Procédure contentieuse antérieure :

M. G... C... et Mme H... C... née K..., ont demandé au tribunal administratif de Châlons-en-Champagne d'annuler l'arrêté du 7 décembre 2016, par lequel le maire de Châlons-en-Champagne a délivré un permis de construire à M. F... I....

Par un jugement n° 1700364 du 7 juin 2018, le tribunal administratif de Châlons-en-Champagne a rejeté leur demande.

Procédure devant la cour :

Par une requête et un mémoire enregistrés le 6 août 2018 et le 16 octobre 2019, M et Mme C..., représentés par Me E..., demandent à la cour :

1°) d'annuler le jugement du tribunal administratif de Châlons-en-Champagne du 7 juin 2018 ;

2°) d'annuler l'arrêté du maire de Châlons-en-Champagne du 7 décembre 2016 ;

3°) de mettre à la charge de la commune de Châlons-en-Champagne le versement d'une somme de 4 000 euros sur le fondement de l'article L. 761-1 du code de justice administrative.

Ils soutiennent que :
- ils justifient d'un intérêt à agir contre le permis contesté en leur qualité de voisins directs de la construction projetée, en raison des nuisances sonores et visuelles qu'elle leur occasionnera et des conséquences qu'elle aura sur leur cadre de vie ;
- l'arrêté contesté est entaché d'incompétence ;
- le dossier de demande de permis de construire comporte des informations erronées et contradictoires en ce qui concerne le type de logements et le nombre de places de stationnement prévus ;
- les dispositions de l'article 7-3 de la zone U2 du plan local d'urbanisme de la commune relatives à l'implantation des constructions sont méconnues ;
- le permis litigieux est entaché d'erreur manifeste d'appréciation au regard des dispositions de l'article R. 111-5 du code de l'urbanisme et des articles 3-1-2 et 3-2-2 de la zone U2 du plan local d'urbanisme, car la voie d'accès à la parcelle est, au regard de l'importance du projet, inadaptée, notamment aux véhicules de secours et d'incendie, ce qui créera un encombrement permanent de la rue des Bleuets et des risques pour la sécurité des usagers ;
- l'administration a commis une erreur manifeste d'appréciation en autorisant la création d'un toit-terrasse circulable qui créera une vue directe sur leur propriété, en violation des dispositions de l'article 678 du code civil ;
- le permis de construire méconnaît les dispositions de l'article L. 111-11 du code l'urbanisme.

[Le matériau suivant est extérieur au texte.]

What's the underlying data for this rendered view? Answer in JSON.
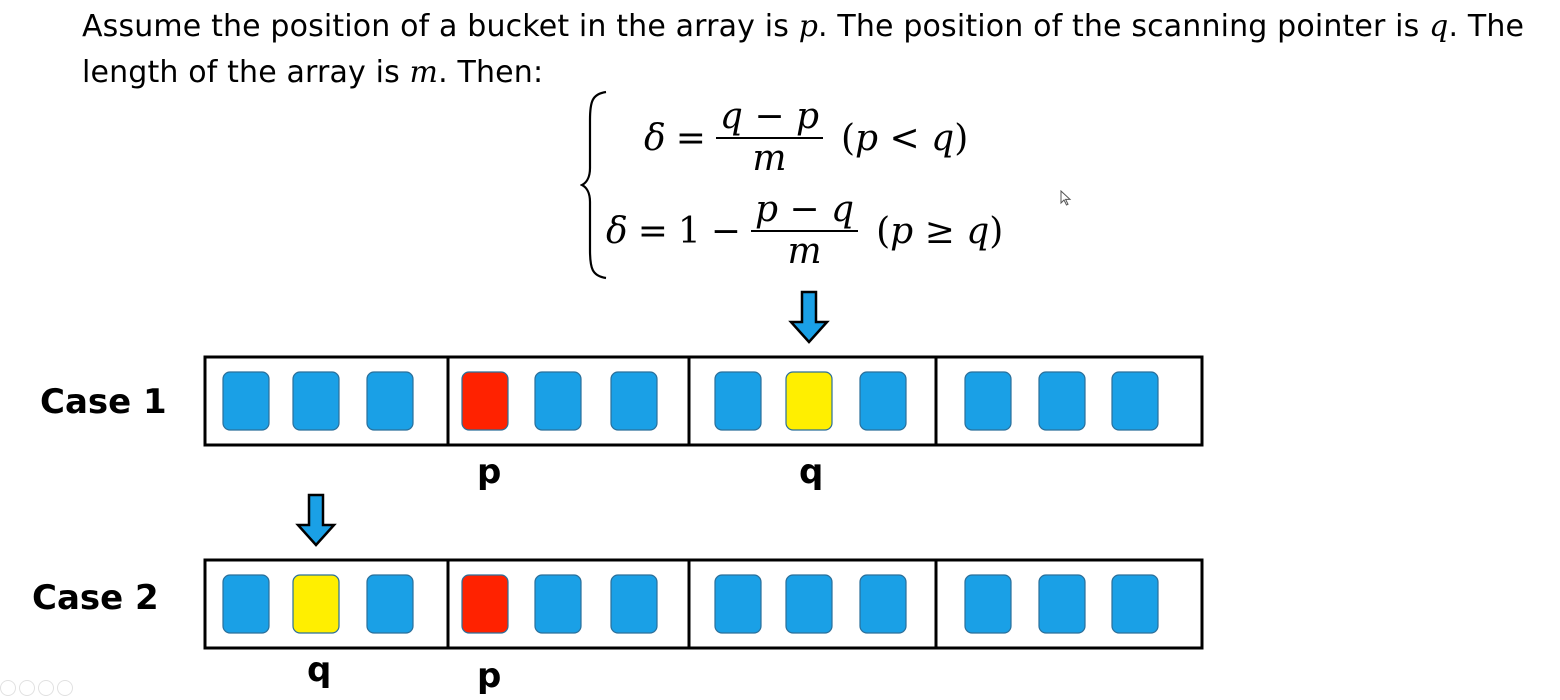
{
  "intro": {
    "t1": "Assume the position of a bucket in the array is ",
    "v1": "p",
    "t2": ". The position of the scanning pointer is ",
    "v2": "q",
    "t3": ". The length of the array is ",
    "v3": "m",
    "t4": ". Then:"
  },
  "formula": {
    "line1": {
      "lhs": "δ",
      "eq": "=",
      "num": "q − p",
      "den": "m",
      "cond_open": "(",
      "cond_p": "p",
      "cond_op": "<",
      "cond_q": "q",
      "cond_close": ")"
    },
    "line2": {
      "lhs": "δ",
      "eq": "=",
      "one": "1",
      "minus": "−",
      "num": "p − q",
      "den": "m",
      "cond_open": "(",
      "cond_p": "p",
      "cond_op": "≥",
      "cond_q": "q",
      "cond_close": ")"
    }
  },
  "cases": [
    {
      "label": "Case 1",
      "cells": [
        "blue",
        "blue",
        "blue",
        "red",
        "blue",
        "blue",
        "blue",
        "yellow",
        "blue",
        "blue",
        "blue",
        "blue"
      ],
      "p_label": "p",
      "q_label": "q",
      "arrow_cell": 7
    },
    {
      "label": "Case 2",
      "cells": [
        "blue",
        "yellow",
        "blue",
        "red",
        "blue",
        "blue",
        "blue",
        "blue",
        "blue",
        "blue",
        "blue",
        "blue"
      ],
      "p_label": "p",
      "q_label": "q",
      "arrow_cell": 1
    }
  ],
  "colors": {
    "blue": "#1aa0e6",
    "red": "#ff2200",
    "yellow": "#ffef00",
    "arrow": "#1aa0e6",
    "frame": "#000000"
  },
  "icons": [
    "down-arrow-icon",
    "cursor-icon"
  ]
}
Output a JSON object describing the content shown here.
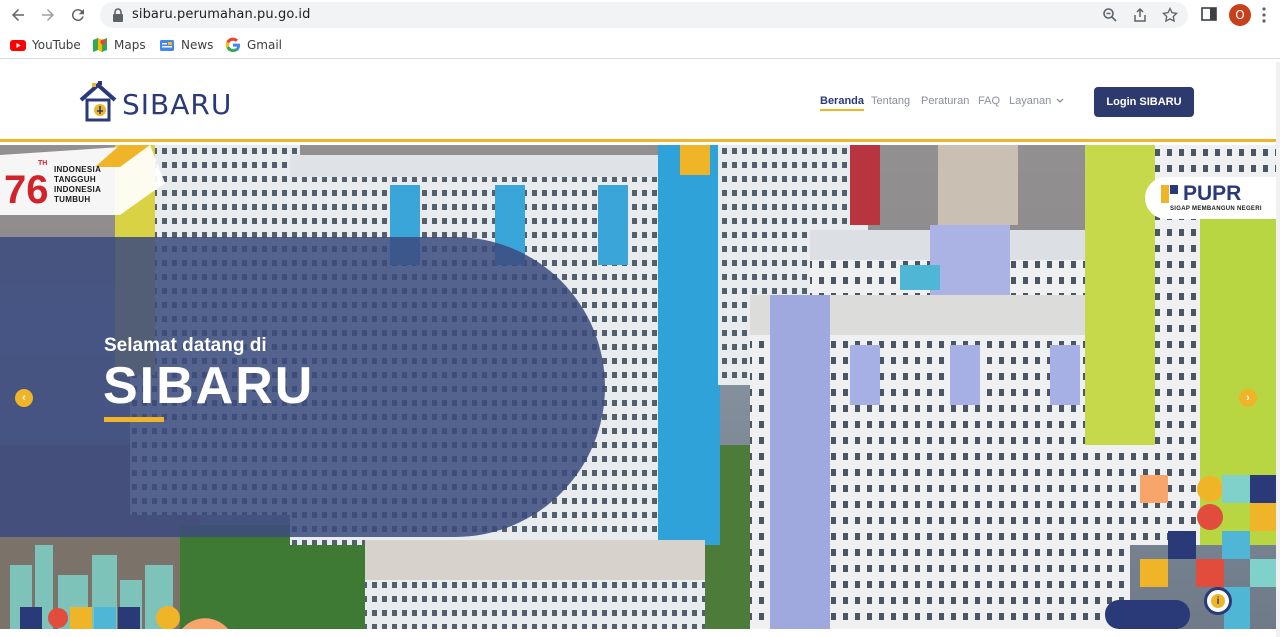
{
  "browser": {
    "url": "sibaru.perumahan.pu.go.id",
    "profile_initial": "O",
    "bookmarks": [
      {
        "label": "YouTube",
        "icon": "youtube-icon"
      },
      {
        "label": "Maps",
        "icon": "maps-icon"
      },
      {
        "label": "News",
        "icon": "news-icon"
      },
      {
        "label": "Gmail",
        "icon": "google-icon"
      }
    ]
  },
  "header": {
    "logo_text": "SIBARU",
    "nav": [
      {
        "label": "Beranda",
        "active": true
      },
      {
        "label": "Tentang",
        "active": false
      },
      {
        "label": "Peraturan",
        "active": false
      },
      {
        "label": "FAQ",
        "active": false
      },
      {
        "label": "Layanan",
        "active": false
      }
    ],
    "login_label": "Login SIBARU"
  },
  "hero": {
    "welcome_small": "Selamat datang di",
    "welcome_big": "SIBARU",
    "anniversary_th": "TH",
    "anniversary_lines": [
      "INDONESIA",
      "TANGGUH",
      "INDONESIA",
      "TUMBUH"
    ],
    "pupr_logo": "PUPR",
    "pupr_tagline": "SIGAP MEMBANGUN NEGERI",
    "prev_arrow": "‹",
    "next_arrow": "›"
  },
  "colors": {
    "brand_navy": "#2d3a6d",
    "accent_yellow": "#f0b429",
    "panel_overlay": "#3b4a7e"
  }
}
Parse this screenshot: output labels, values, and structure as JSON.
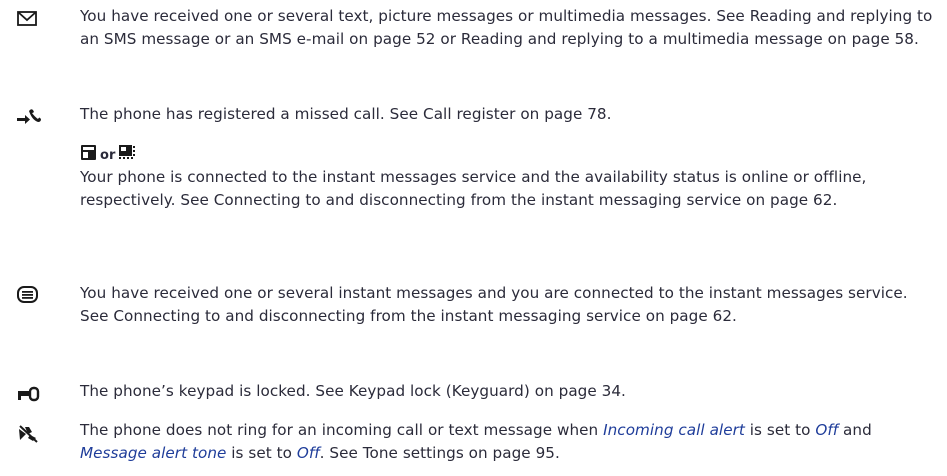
{
  "entries": [
    {
      "icon": "envelope-icon",
      "text": "You have received one or several text, picture messages or multimedia messages. See Reading and replying to an SMS message or an SMS e-mail on page 52 or Reading and replying to a multimedia message on page 58."
    },
    {
      "icon": "missed-call-icon",
      "text": "The phone has registered a missed call. See Call register on page 78."
    },
    {
      "icon_a": "im-online-icon",
      "or": "or",
      "icon_b": "im-offline-icon",
      "text": "Your phone is connected to the instant messages service and the availability status is online or offline, respectively. See Connecting to and disconnecting from the instant messaging service on page 62."
    },
    {
      "icon": "instant-message-icon",
      "text": "You have received one or several instant messages and you are connected to the instant messages service. See Connecting to and disconnecting from the instant messaging service on page 62."
    },
    {
      "icon": "keypad-lock-icon",
      "text": "The phone’s keypad is locked. See Keypad lock (Keyguard) on page 34."
    },
    {
      "icon": "silent-icon",
      "text_1": "The phone does not ring for an incoming call or text message when ",
      "em_1": "Incoming call alert",
      "text_2": " is set to ",
      "em_2": "Off",
      "text_3": " and ",
      "em_3": "Message alert tone",
      "text_4": " is set to ",
      "em_4": "Off",
      "text_5": ". See Tone settings on page 95."
    }
  ],
  "colors": {
    "text": "#2b2b3a",
    "link": "#1f3d9a",
    "icon": "#1a1a1a"
  }
}
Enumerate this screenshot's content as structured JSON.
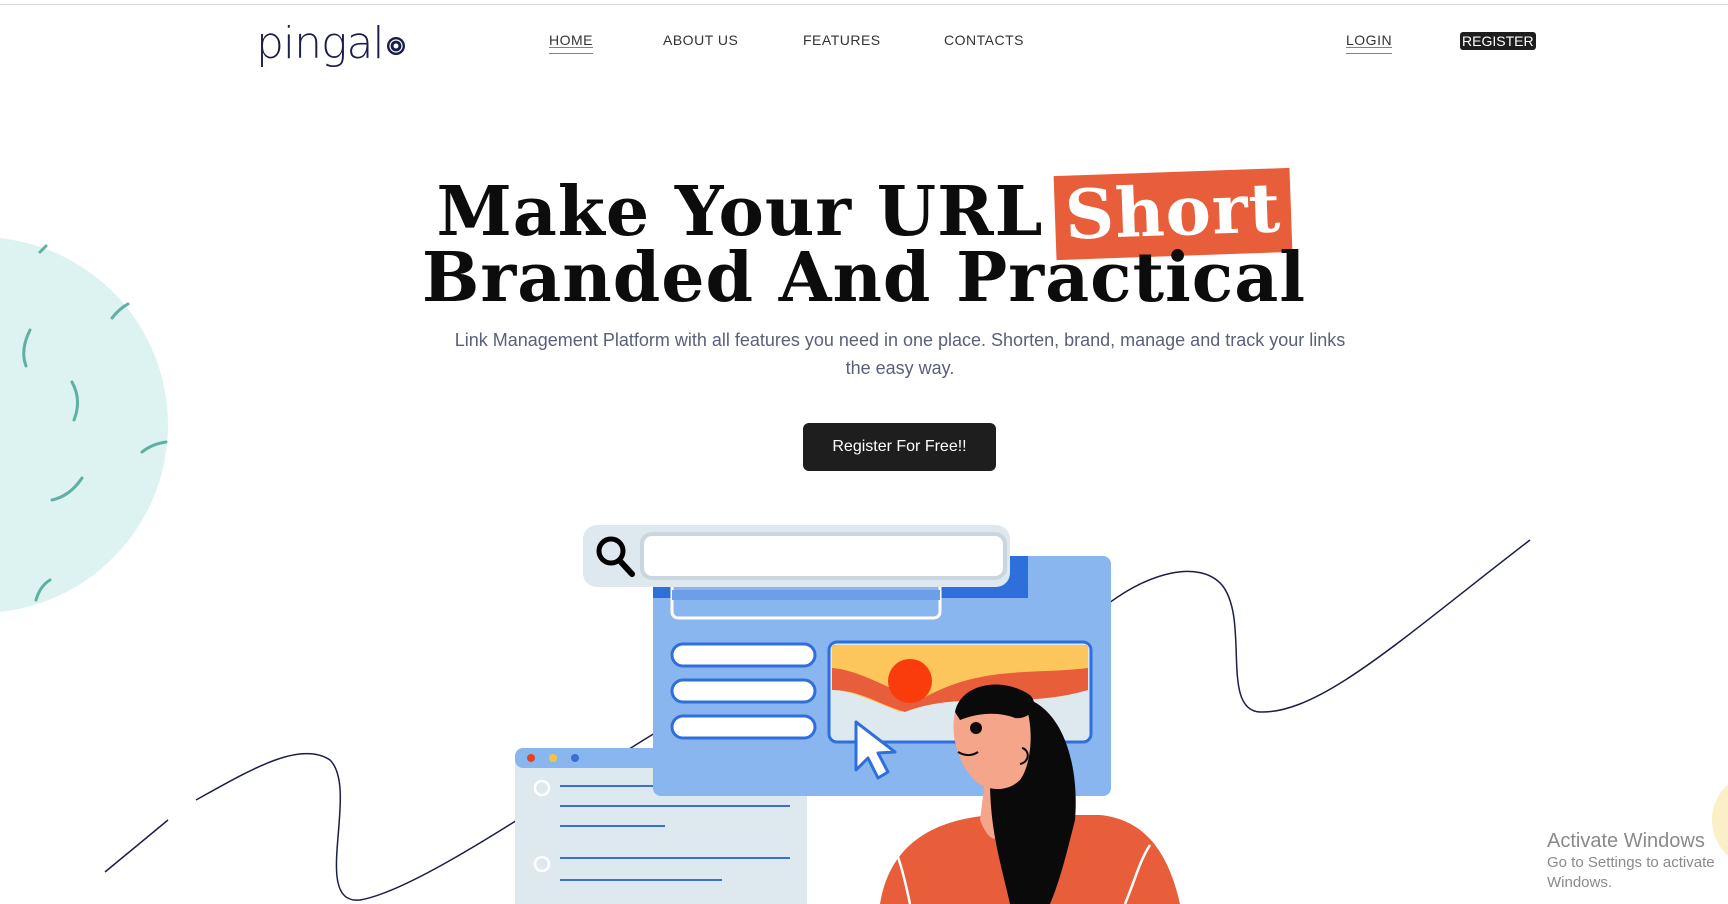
{
  "brand": {
    "logo_text": "pingal"
  },
  "nav": {
    "items": [
      {
        "label": "HOME",
        "active": true
      },
      {
        "label": "ABOUT US",
        "active": false
      },
      {
        "label": "FEATURES",
        "active": false
      },
      {
        "label": "CONTACTS",
        "active": false
      }
    ],
    "login_label": "LOGIN",
    "register_label": "REGISTER"
  },
  "hero": {
    "title_line1": "Make Your URL",
    "title_highlight": "Short",
    "title_line2": "Branded And Practical",
    "subtitle": "Link Management Platform with all features you need in one place. Shorten, brand, manage and track your links the easy way.",
    "cta_label": "Register For Free!!"
  },
  "watermark": {
    "title": "Activate Windows",
    "subtitle": "Go to Settings to activate Windows."
  },
  "colors": {
    "accent": "#e85d3a",
    "dark": "#1e1e1e",
    "navy": "#1b1d4a",
    "mint": "#dcf3f1",
    "panel_blue": "#8ab6ef",
    "light_blue": "#dde8ef"
  },
  "icons": [
    "search-icon",
    "cursor-icon",
    "logo-mark-icon"
  ]
}
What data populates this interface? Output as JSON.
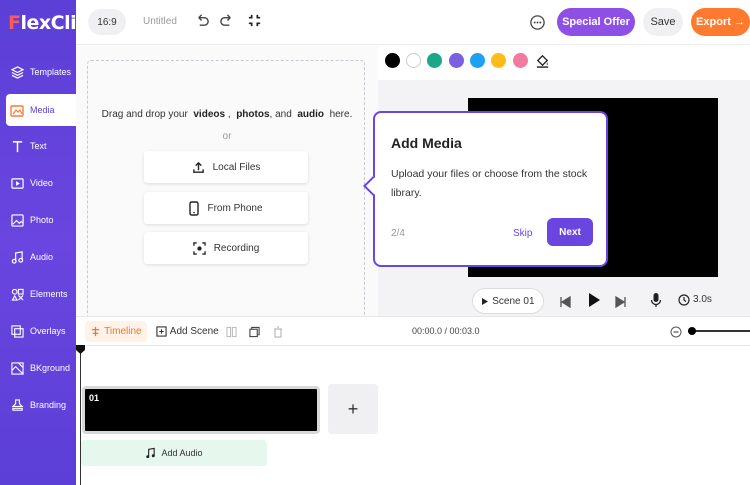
{
  "app": {
    "logo_initial": "F",
    "logo_text": "lexClip",
    "project_title": "Untitled"
  },
  "sidebar": {
    "items": [
      {
        "label": "Templates",
        "icon": "layers-icon"
      },
      {
        "label": "Media",
        "icon": "media-icon",
        "active": true
      },
      {
        "label": "Text",
        "icon": "text-icon"
      },
      {
        "label": "Video",
        "icon": "video-icon"
      },
      {
        "label": "Photo",
        "icon": "photo-icon"
      },
      {
        "label": "Audio",
        "icon": "audio-icon"
      },
      {
        "label": "Elements",
        "icon": "elements-icon"
      },
      {
        "label": "Overlays",
        "icon": "overlays-icon"
      },
      {
        "label": "BKground",
        "icon": "background-icon"
      },
      {
        "label": "Branding",
        "icon": "branding-icon"
      }
    ]
  },
  "toolbar": {
    "ratio": "16:9",
    "special_offer": "Special Offer",
    "save": "Save",
    "export": "Export →"
  },
  "media": {
    "drop_prefix": "Drag and drop your",
    "drop_videos": "videos",
    "drop_sep1": ",",
    "drop_photos": "photos",
    "drop_sep2": ", and",
    "drop_audio": "audio",
    "drop_suffix": "here.",
    "or": "or",
    "local_files": "Local Files",
    "from_phone": "From Phone",
    "recording": "Recording"
  },
  "colors": {
    "swatches": [
      "#000000",
      "#ffffff",
      "#1aa889",
      "#7a5fe0",
      "#1ea1f2",
      "#ffbb1c",
      "#f07aa0"
    ],
    "accent": "#6a45e0",
    "export": "#ff7a2f",
    "special_offer": "#8e4fe6"
  },
  "player": {
    "scene_label": "Scene 01",
    "duration": "3.0s"
  },
  "popover": {
    "title": "Add Media",
    "body": "Upload your files or choose from the stock library.",
    "step": "2/4",
    "skip": "Skip",
    "next": "Next"
  },
  "timeline": {
    "tab_label": "Timeline",
    "add_scene": "Add Scene",
    "time": "00:00.0 / 00:03.0",
    "clip_label": "01",
    "add_scene_plus": "+",
    "add_audio": "Add Audio"
  }
}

Par un mémoire en défense, enregistré le 26 octobre 2018, M. F... I..., représenté par Me D..., conclut au rejet de la requête et à ce qu'une somme de 2 500 euros soit mise à la charge de M. et Mme C... sur le fondement de l'article L. 761-1 du code de justice administrative.

Il fait valoir que :
- la demande de première instance était irrecevable, pour défaut d'intérêt à agir ;
- les moyens soulevés par le requérant ne sont pas fondés.


Par des mémoires en défense, enregistrés le 6 novembre 2018 et le 10 octobre 2019, la commune de Châlons-en-Champagne, représentée par Me A..., conclut au rejet de la requête et à ce qu'une somme de 2 000 euros soit mise à la charge de M. et Mme C... sur le fondement de l'article L. 761-1 du code de justice administrative.

Elle fait valoir que :
- la requête est irrecevable ;
- les moyens soulevés par le requérant ne sont pas fondés.

Par ordonnance du 25 septembre 2019, la clôture d'instruction a été fixée au 17 octobre 2019.


La commune de Châlons-en-Champagne a produit un mémoire, enregistré le 21 novembre 2019, qui n'a pas été communiqué.


Vu les autres pièces du dossier.

Vu :
- le code civil ;
- le code rural et de la pêche maritime ;
- le code de l'urbanisme ;
- le code de justice administrative.


Les parties ont été régulièrement averties du jour de l'audience.

Ont été entendus au cours de l'audience publique :
- le rapport de M. Favret, premier conseiller,
- les conclusions de Mme Kohler, rapporteur public,
- et les observations de Me E..., pour M. et Mme C..., ainsi que celles de Me A..., pour la commune de Châlons-en-Champagne.


Considérant ce qui suit :

1. M. I... a sollicité, le 6 juin 2016, un permis de construire quatre logements et un local de rangement pour vélos, sur un terrain situé 9, rue des Bleuets à Châlons-en-Champagne, sur lequel était déjà érigée une construction inachevée, édifiée en vertu d'un permis de construire délivré aux précédents propriétaires de ce terrain, le 13 août 2008. Le maire de Châlons-en-Champagne lui ayant délivré ce permis par un arrêté en date du 7 décembre 2016, M. et Mme C..., voisins immédiats du projet, font appel du jugement du 7 juin 2018 par lequel le tribunal administratif de Châlons-en-Champagne a rejeté leur demande tendant à l'annulation de cet arrêté.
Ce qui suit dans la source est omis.